Voorts heeft [gedaagde] een beroep gedaan op de vernietigbaarheid van de algemene voorwaarden, met name artikel 10.1.1 in de overeenkomst. [gedaagde] stelt daartoe dat artikel 10.1 gelet op de aard en de overige inhoud van de overeenkomst, de wijze waarop de voorwaarden tot stand zijn gekomen, de wederzijdse kenbare belangen van partijen en de overige omstandigheden van het geval, onredelijk bezwarend voor [gedaagde] en derhalve vernietigbaar. De vraag of genoemd artikel als een onredelijk bezwarend beding gezien moet worden, dient te worden beoordeeld aan de hand van de normen zoals neergelegd in de artikelen 6:236 en 6:237 BW (zwarte en grijze lijst). Van deze artikelen dienst immers in casu een reflexwerking uit te gaan, nu [gedaagde] in dit geval een met consumenten vergelijkbare positie inneemt. Voor zover de kantonrechter van oorddeel is dat artikel 10.1 in de algemene voorwaarden pas als onredelijk bezwarend gezien dient te worden, indien de vergoeding onevenredig hoog moet worden geachte, merkt [gedaagde] het volgende op. Met de door Proximedia verrichtte werkzaamheden kunnen onmogelijk zodanige hoge kosten gemoeid zijn, dat een vergoeding zoals in artikel 10.1 is omschreven. Ook indien de artikelen 6:236 en 6:237 BW op grond van reflexwerking niet toepasselijk worden geacht, dient artikel 10.1 in de algemene voorwaarden als onredelijk bezwarend te worden beschouwd, zodat het beding vernietigbaar is, althans niet van toepassing moet worden geacht. In dat geval is het beding immers op grond van de artikelen 6:2 en 6:248 lid 2 niet van toepassing, nu het in de gegeven omstandigheden naar maatstaven van redelijkheid en billijkheid onaanvaardbaar zou zijn. [gedaagde] stelt zich op het standpunt dat een redelijke opzegtermijn hooguit twee maanden kan bedragen.

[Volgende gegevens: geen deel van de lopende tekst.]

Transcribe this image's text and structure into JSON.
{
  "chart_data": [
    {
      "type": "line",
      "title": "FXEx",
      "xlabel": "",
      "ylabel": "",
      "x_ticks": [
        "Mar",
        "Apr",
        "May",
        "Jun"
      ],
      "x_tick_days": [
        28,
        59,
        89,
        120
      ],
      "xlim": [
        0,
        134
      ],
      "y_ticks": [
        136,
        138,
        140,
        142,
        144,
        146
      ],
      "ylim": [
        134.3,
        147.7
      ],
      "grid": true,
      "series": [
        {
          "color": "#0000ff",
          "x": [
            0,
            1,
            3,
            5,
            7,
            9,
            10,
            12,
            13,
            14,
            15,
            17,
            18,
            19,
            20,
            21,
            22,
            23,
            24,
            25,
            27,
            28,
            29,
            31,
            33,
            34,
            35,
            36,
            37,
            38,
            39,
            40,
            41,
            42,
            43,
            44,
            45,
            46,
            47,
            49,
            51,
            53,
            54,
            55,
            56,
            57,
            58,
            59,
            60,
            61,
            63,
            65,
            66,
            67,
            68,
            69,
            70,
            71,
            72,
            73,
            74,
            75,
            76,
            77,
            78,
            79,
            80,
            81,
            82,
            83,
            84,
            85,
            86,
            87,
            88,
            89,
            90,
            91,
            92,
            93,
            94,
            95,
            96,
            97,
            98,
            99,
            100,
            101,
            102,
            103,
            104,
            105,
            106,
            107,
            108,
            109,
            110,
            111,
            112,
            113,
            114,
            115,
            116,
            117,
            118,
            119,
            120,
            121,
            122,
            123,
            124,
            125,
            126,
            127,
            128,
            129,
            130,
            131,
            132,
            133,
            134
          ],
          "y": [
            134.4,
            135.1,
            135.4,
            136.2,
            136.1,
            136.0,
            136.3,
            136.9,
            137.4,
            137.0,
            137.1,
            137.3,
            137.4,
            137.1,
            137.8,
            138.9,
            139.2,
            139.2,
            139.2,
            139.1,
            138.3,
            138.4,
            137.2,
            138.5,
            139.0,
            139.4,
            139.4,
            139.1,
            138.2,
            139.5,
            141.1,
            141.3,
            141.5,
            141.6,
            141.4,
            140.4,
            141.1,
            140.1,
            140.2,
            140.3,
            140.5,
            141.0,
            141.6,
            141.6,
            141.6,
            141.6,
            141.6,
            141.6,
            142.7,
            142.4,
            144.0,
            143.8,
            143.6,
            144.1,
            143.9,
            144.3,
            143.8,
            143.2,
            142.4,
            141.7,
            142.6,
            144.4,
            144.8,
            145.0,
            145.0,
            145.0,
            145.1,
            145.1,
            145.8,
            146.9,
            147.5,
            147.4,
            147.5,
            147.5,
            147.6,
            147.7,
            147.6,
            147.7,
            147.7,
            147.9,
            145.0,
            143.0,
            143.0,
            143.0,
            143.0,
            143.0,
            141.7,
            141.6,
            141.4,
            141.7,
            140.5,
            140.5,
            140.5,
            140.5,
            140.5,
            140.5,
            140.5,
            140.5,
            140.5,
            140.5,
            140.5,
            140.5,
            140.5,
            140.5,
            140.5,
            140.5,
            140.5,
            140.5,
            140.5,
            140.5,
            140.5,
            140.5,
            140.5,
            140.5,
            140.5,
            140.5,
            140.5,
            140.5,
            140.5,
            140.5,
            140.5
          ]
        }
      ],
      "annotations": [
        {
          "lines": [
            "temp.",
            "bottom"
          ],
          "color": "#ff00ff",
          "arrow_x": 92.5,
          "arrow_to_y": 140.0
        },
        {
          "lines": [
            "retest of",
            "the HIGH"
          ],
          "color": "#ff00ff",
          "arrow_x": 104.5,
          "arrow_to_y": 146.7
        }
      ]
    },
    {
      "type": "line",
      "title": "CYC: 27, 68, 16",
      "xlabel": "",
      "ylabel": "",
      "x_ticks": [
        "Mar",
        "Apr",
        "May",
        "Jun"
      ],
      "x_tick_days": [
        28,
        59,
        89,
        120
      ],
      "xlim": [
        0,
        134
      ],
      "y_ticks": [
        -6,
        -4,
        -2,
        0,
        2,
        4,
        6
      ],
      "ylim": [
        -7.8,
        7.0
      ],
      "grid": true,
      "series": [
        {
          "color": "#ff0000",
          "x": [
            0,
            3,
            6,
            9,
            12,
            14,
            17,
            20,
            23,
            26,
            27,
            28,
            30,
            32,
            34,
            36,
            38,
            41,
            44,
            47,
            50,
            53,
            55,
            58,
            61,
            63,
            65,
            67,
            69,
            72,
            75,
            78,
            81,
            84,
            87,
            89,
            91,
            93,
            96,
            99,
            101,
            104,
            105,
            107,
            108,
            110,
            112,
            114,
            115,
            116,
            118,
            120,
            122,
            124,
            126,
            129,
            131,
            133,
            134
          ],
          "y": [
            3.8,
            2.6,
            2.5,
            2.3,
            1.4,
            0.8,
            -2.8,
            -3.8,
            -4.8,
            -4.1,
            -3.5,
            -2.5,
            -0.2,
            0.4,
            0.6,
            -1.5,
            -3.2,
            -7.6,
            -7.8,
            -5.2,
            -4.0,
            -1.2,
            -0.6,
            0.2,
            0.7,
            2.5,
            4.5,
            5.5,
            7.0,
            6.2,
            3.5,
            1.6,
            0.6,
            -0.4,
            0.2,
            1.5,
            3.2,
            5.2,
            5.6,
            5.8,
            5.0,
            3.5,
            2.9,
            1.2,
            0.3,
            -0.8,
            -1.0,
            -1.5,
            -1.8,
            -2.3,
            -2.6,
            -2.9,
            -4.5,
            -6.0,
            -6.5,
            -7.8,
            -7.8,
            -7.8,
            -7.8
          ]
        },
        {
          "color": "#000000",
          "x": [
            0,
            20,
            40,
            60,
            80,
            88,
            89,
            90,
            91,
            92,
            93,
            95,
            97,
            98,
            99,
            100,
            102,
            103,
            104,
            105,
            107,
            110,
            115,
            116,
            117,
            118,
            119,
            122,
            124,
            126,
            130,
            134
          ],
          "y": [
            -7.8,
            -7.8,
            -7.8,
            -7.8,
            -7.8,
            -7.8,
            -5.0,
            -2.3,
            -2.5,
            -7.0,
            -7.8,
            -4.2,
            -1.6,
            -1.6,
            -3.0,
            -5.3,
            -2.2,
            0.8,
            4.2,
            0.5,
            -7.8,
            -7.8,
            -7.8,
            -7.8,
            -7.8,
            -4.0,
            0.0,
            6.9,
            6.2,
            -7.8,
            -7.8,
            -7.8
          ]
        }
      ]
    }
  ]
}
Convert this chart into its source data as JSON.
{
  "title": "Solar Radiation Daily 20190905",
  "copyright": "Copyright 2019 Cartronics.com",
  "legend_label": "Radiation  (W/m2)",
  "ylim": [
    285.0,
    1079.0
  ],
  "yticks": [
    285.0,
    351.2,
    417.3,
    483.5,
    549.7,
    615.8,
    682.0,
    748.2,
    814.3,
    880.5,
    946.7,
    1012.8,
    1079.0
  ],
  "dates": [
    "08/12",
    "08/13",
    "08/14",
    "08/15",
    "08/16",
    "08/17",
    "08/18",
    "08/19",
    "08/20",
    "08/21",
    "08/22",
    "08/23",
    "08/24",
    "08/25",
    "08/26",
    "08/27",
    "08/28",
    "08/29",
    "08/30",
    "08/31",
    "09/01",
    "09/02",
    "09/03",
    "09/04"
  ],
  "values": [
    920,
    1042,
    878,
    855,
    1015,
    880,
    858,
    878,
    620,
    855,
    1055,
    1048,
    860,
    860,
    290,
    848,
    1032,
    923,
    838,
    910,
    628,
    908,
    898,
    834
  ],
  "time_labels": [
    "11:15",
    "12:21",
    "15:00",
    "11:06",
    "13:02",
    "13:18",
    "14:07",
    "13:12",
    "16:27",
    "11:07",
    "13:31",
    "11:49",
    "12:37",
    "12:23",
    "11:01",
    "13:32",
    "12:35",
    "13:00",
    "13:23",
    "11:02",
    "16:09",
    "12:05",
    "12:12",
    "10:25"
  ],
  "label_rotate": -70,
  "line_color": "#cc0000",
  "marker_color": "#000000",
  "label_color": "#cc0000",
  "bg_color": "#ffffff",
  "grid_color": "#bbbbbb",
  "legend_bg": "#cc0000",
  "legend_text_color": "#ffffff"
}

De overeenkomst is geëindigd door de opzegging van [gedaagde] op 12 oktober 2012. Proximedia kan derhalve geen betaling van facturen vorderen over de periode vanaf
12 oktober 2012. Hooguit kan over die periode de vergoeding ex artikel 10.1 worden gevorderd. De buitengerechtelijke kosten komen evenmin voor toewijzing in aanmerking.